Robust regression, bootstrapping and indirect effect


New Member
Hi there,

I am currently learning to do mediation analysis using bias-corrected accelerated bootstrap confidence intervals, similar to the procedure discussed by Hayes.

My question is: would it be statistically correct to use robust regressions (for outliers), rather than OLS regressions, to compute my indirect effect, and than bootstrapping it? Do I violate some assumptions by doing so? Does the indirect effect, and thus its confidence intervals, must be based on OLS regressions?

Thank you,

Are outliers so present in your data set that you need to abandon OLS? OLS has the benefits of being widely recognized/used and it's a real workhorse for analysis.

Are you wanting to take the absolute value of resides rather than squares or are you wanting to use a non-parametric or something exotic like a thiel-sen estimator?


New Member
It's really more a theoretical question that I had, not really related to a particular case that I have.

For robust regression, I was thinking about the rlm procedure from the MASS package.

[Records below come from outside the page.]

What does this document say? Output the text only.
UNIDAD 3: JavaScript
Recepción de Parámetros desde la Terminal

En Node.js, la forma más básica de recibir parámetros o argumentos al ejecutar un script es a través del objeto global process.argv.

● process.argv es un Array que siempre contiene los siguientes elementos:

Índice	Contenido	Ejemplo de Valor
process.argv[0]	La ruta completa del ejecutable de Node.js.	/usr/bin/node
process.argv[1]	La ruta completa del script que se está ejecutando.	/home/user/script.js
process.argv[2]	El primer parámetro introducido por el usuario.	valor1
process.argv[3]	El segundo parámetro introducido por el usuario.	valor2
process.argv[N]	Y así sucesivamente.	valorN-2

Maybe my question would in fact require to have a specific case to be answered …


Theoretically there is nothing wrong. I can't think of one estimator that cannot be bootstrapped. It's one of the nice things about the central limit theorem.

I think the real issue is when it comes to not using OLS regression it's not whether you can do it technically but whether you should do it in the first place.

Let me give you a recent example. I was analyzing financial data from school districts in a state that stretched over the past 15 years. There were some troubling outliers within the data set. I am very conservative when it comes to outliers, though. Upon working with an expert in the field school finance I found out the reason that some of the districts were outliers will because large fluctuations in the prices of oil which led to extreme revenue increases for some school districts due to oil wells opening up. I was been able to model this effect.

My point is, sometimes outliers are not just noise. Sometimes they are very meaningful and contain important information in regards to the analysis. Sometimes you find out that the outliers really part of another population and should not be included in the analysis and other times you find out an important variable regarding that observation.